三國「あ、はい、ええっと、・・・大学生で、・・・○○県の方にいます。」
美緒「あ、本当!へぇ~、○○県、凄いね、頭良いじゃん。」
見つめられながらそう言われて、三國は直立不動のまま返した。
三國「いや、全然。そんな事・・・・。」
と三國が言ってる時に再び、階段の下から声が聞こえてきた。三國も大和田もその声に反応して階段を見ると、そこから二人の若い女性たちが現れた。
女性A「ちょっと美緒、何してんの?」
女性B「・・・あ、・・・もしかして元カレ?」
彼女らは二人の様子を見るなり、ニヤケ顔で声を発した。そう言われて大いに戸惑う三國とは反対に、大和田は冷静な口調で呆気なく反論した。
美緒「違うわよ、中学の時の、幼なじみよ。」
と言った後大和田はふと三國を見た。三國は言われるがまま大きく頷いた。
女性A「・・・本当に?」
女性B「まぁいいわ。それより時間がないのよ、早く!」
大和田「ええ、わかってる。」
急かされて大和田はそう答えた後、先に動いた二人の後を追うように、三國を置いて大和田は動き出した。三國はそれを呆然と見ていた。

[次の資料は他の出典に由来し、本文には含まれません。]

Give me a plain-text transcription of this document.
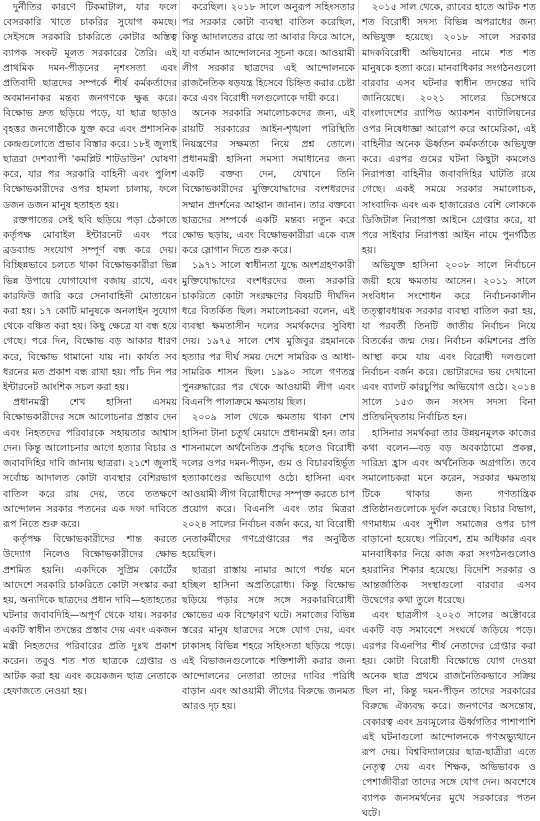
দুর্নীতির কারণে টিকমাটাল, যার ফলে বেসরকারি খাতে চাকরির সুযোগ কমছে। সেইসঙ্গে সরকারি চাকরিতে কোটার অস্তিত্ব ব্যাপক সংকট মূলত সরকারের তৈরি। এই প্রাথমিক দমন-পীড়নের নৃশংসতা এবং প্রতিবাদী ছাত্রদের সম্পর্কে শীর্ষ কর্মকর্তাদের অবমাননাকর মন্তব্য জনগণকে ক্ষুব্ধ করে। বিক্ষোভ দ্রুত ছড়িয়ে পড়ে, যা ছাত্র ছাড়াও বৃহত্তর জনগোষ্ঠীকে যুক্ত করে এবং প্রশাসনিক কেন্দ্রগুলোতে প্রভাব বিস্তার করে। ১৮ই জুলাই ছাত্ররা দেশব্যাপী 'কমপ্লিট শাটডাউন' ঘোষণা করে, যার পর সরকারি বাহিনী এবং পুলিশ বিক্ষোভকারীদের ওপর হামলা চালায়, ফলে ডজন ডজন মানুষ হতাহত হয়।

রক্তপাতের সেই ছবি ছড়িয়ে পড়া ঠেকাতে কর্তৃপক্ষ মোবাইল ইন্টারনেট এবং পরে ব্রডব্যান্ড সংযোগ সম্পূর্ণ বন্ধ করে দেয়। বিচ্ছিন্নভাবে চলতে থাকা বিক্ষোভকারীরা ভিন্ন ভিন্ন উপায়ে যোগাযোগ বজায় রাখে, এবং কারফিউ জারি করে সেনাবাহিনী মোতায়েন করা হয়। ১৭ কোটি মানুষকে অনলাইন সুযোগ থেকে বঞ্চিত করা হয়। কিছু ক্ষেত্রে যা বন্ধ হয়ে গেছে। পরে দিন, বিক্ষোভ বড় আকার ধারণ করে, বিক্ষোভ থামানো যায় না। কার্যত সব ধরনের মত প্রকাশ বন্ধ রাখা হয়। পাঁচ দিন পর ইন্টারনেট আংশিক সচল করা হয়।

প্রধানমন্ত্রী শেখ হাসিনা এসময় বিক্ষোভকারীদের সঙ্গে আলোচনার প্রস্তাব দেন এবং নিহতদের পরিবারকে সহায়তার আশ্বাস দেন। কিন্তু আলোচনার আগে হত্যার বিচার ও জবাবদিহির দাবি জানায় ছাত্ররা। ২১শে জুলাই সর্বোচ্চ আদালত কোটা ব্যবস্থার বেশিরভাগ বাতিল করে রায় দেয়, তবে ততক্ষণে আন্দোলন সরকার পতনের এক দফা দাবিতে রূপ নিতে শুরু করে।

কর্তৃপক্ষ বিক্ষোভকারীদের শান্ত করতে উদ্যোগ নিলেও বিক্ষোভকারীদের ক্ষোভ প্রশমিত হয়নি। একদিকে সুপ্রিম কোর্টের আদেশে সরকারি চাকরিতে কোটা সংস্কার করা হয়, অন্যদিকে ছাত্রদের প্রধান দাবি—হতাহতের ঘটনার জবাবদিহি—অপূর্ণ থেকে যায়। সরকার একটি স্বাধীন তদন্তের প্রস্তাব দেয় এবং একজন মন্ত্রী নিহতদের পরিবারের প্রতি দুঃখ প্রকাশ করেন। তবুও শত শত ছাত্রকে গ্রেপ্তার ও আটক করা হয় এবং কয়েকজন ছাত্র নেতাকে হেফাজতে নেওয়া হয়।

করেছিল। ২০১৮ সালে অনুরূপ সহিংসতার পর সরকার কোটা ব্যবস্থা বাতিল করেছিল, কিন্তু আদালতের রায়ে তা আবার ফিরে আসে, যা বর্তমান আন্দোলনের সূচনা করে। আওয়ামী লীগ সরকার ছাত্রদের এই আন্দোলনকে রাজনৈতিক ষড়যন্ত্র হিসেবে চিহ্নিত করার চেষ্টা করে এবং বিরোধী দলগুলোকে দায়ী করে।

অনেক সরকারি সমালোচকদের জন্য, এই রায়টি সরকারের আইন-শৃঙ্খলা পরিস্থিতি নিয়ন্ত্রণের সক্ষমতা নিয়ে প্রশ্ন তোলে। প্রধানমন্ত্রী হাসিনা সমস্যা সমাধানের জন্য একটি বক্তব্য দেন, যেখানে তিনি বিক্ষোভকারীদের মুক্তিযোদ্ধাদের বংশধরদের সম্মান প্রদর্শনের আহ্বান জানান। তার বক্তব্যে ছাত্রদের সম্পর্কে একটি মন্তব্য নতুন করে ক্ষোভ ছড়ায়, এবং বিক্ষোভকারীরা একে ব্যঙ্গ করে স্লোগান দিতে শুরু করে।

১৯৭১ সালে স্বাধীনতা যুদ্ধে অংশগ্রহণকারী মুক্তিযোদ্ধাদের বংশধরদের জন্য সরকারি চাকরিতে কোটা সংরক্ষণের বিষয়টি দীর্ঘদিন ধরে বিতর্কিত ছিল। সমালোচকরা বলেন, এই ব্যবস্থা ক্ষমতাসীন দলের সমর্থকদের সুবিধা দেয়। ১৯৭৫ সালে শেখ মুজিবুর রহমানকে হত্যার পর দীর্ঘ সময় দেশে সামরিক ও আধা-সামরিক শাসন ছিল। ১৯৯০ সালে গণতন্ত্র পুনরুদ্ধারের পর থেকে আওয়ামী লীগ এবং বিএনপি পালাক্রমে ক্ষমতায় ছিল।

২০০৯ সাল থেকে ক্ষমতায় থাকা শেখ হাসিনা টানা চতুর্থ মেয়াদে প্রধানমন্ত্রী হন। তার শাসনামলে অর্থনৈতিক প্রবৃদ্ধি হলেও বিরোধী দলের ওপর দমন-পীড়ন, গুম ও বিচারবহির্ভূত হত্যাকাণ্ডের অভিযোগ ওঠে। হাসিনা এবং আওয়ামী লীগ বিরোধীদের সম্পৃক্ত করতে চাপ প্রয়োগ করে। বিএনপি এবং তার মিত্ররা ২০২৪ সালের নির্বাচন বর্জন করে, যা বিরোধী নেতাকর্মীদের গণগ্রেপ্তারের পর অনুষ্ঠিত হয়েছিল।

ছাত্ররা রাস্তায় নামার আগে পর্যন্ত মনে হচ্ছিল হাসিনা অপ্রতিরোধ্য। কিন্তু বিক্ষোভ ছড়িয়ে পড়ার সঙ্গে সঙ্গে সরকারবিরোধী ক্ষোভের এক বিস্ফোরণ ঘটে। সমাজের বিভিন্ন স্তরের মানুষ ছাত্রদের সঙ্গে যোগ দেয়, এবং ঢাকাসহ বিভিন্ন শহরে সহিংসতা ছড়িয়ে পড়ে। এই বিভাজনগুলোকে শক্তিশালী করার জন্য আন্দোলনের নেতারা তাদের দাবির পরিধি বাড়ান এবং আওয়ামী লীগের বিরুদ্ধে জনমত আরও দৃঢ় হয়।

২০১৫ সাল থেকে, র‍্যাবের হাতে আটক শত শত বিরোধী সদস্য বিভিন্ন অপরাধের জন্য অভিযুক্ত হয়েছে। ২০১৮ সালে সরকার মাদকবিরোধী অভিযানের নামে শত শত মানুষকে হত্যা করে। মানবাধিকার সংগঠনগুলো বারবার এসব ঘটনার স্বাধীন তদন্তের দাবি জানিয়েছে। ২০২১ সালের ডিসেম্বরে বাংলাদেশের র‍্যাপিড অ্যাকশন ব্যাটালিয়নের ওপর নিষেধাজ্ঞা আরোপ করে আমেরিকা, এই বাহিনীর অনেক ঊর্ধ্বতন কর্মকর্তাকে অভিযুক্ত করে। এরপর গুমের ঘটনা কিছুটা কমলেও নিরাপত্তা বাহিনীর জবাবদিহির ঘাটতি রয়ে গেছে। একই সময়ে সরকার সমালোচক, সাংবাদিক এবং এক হাজারেরও বেশি লোককে ডিজিটাল নিরাপত্তা আইনে গ্রেপ্তার করে, যা পরে সাইবার নিরাপত্তা আইন নামে পুনর্গঠিত হয়।

অভিযুক্ত হাসিনা ২০০৮ সালে নির্বাচনে জয়ী হয়ে ক্ষমতায় আসেন। ২০১১ সালে সংবিধান সংশোধন করে নির্বাচনকালীন তত্ত্বাবধায়ক সরকার ব্যবস্থা বাতিল করা হয়, যা পরবর্তী তিনটি জাতীয় নির্বাচন নিয়ে বিতর্কের জন্ম দেয়। নির্বাচন কমিশনের প্রতি আস্থা কমে যায় এবং বিরোধী দলগুলো নির্বাচন বর্জন করে। ভোটারদের ভয় দেখানো এবং ব্যালট কারচুপির অভিযোগ ওঠে। ২০১৪ সালে ১৫৩ জন সংসদ সদস্য বিনা প্রতিদ্বন্দ্বিতায় নির্বাচিত হন।

হাসিনার সমর্থকরা তার উন্নয়নমূলক কাজের কথা বলেন—বড় বড় অবকাঠামো প্রকল্প, দারিদ্র্য হ্রাস এবং অর্থনৈতিক অগ্রগতি। তবে সমালোচকরা মনে করেন, সরকার ক্ষমতায় টিকে থাকার জন্য গণতান্ত্রিক প্রতিষ্ঠানগুলোকে দুর্বল করেছে। বিচার বিভাগ, গণমাধ্যম এবং সুশীল সমাজের ওপর চাপ বাড়ানো হয়েছে। পরিবেশ, শ্রম অধিকার এবং মানবাধিকার নিয়ে কাজ করা সংগঠনগুলোও হয়রানির শিকার হয়েছে। বিদেশি সরকার ও আন্তর্জাতিক সংস্থাগুলো বারবার এসব উদ্বেগের কথা তুলে ধরেছে।

এবং ছাত্রলীগ ২০২৩ সালের অক্টোবরে একটি বড় সমাবেশে সংঘর্ষে জড়িয়ে পড়ে। এরপর বিএনপির শীর্ষ নেতাদের গ্রেপ্তার করা হয়। কোটা বিরোধী বিক্ষোভে যোগ দেওয়া অনেক ছাত্র প্রথমে রাজনৈতিকভাবে সক্রিয় ছিল না, কিন্তু দমন-পীড়ন তাদের সরকারের বিরুদ্ধে ঐক্যবদ্ধ করে। জনগণের অসন্তোষ, বেকারত্ব এবং দ্রব্যমূল্যের ঊর্ধ্বগতির পাশাপাশি এই ঘটনাগুলো আন্দোলনকে গণঅভ্যুত্থানে রূপ দেয়। বিশ্ববিদ্যালয়ের ছাত্র-ছাত্রীরা এতে নেতৃত্ব দেয় এবং শিক্ষক, অভিভাবক ও পেশাজীবীরা তাদের সঙ্গে যোগ দেন। অবশেষে ব্যাপক জনসমর্থনের মুখে সরকারের পতন ঘটে।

美緒「ごめんね、急いでるから。今大学でダンスやってるのよ。この後ステージで踊るから、
絶対に見てよね。」
そう言って大和田を含めた三人の女性たちは、三國の視界から消えて行った。
三國「・・・・・・。」
本当に唐突な出会いと別れで、三國の心境は大いに揺れていた。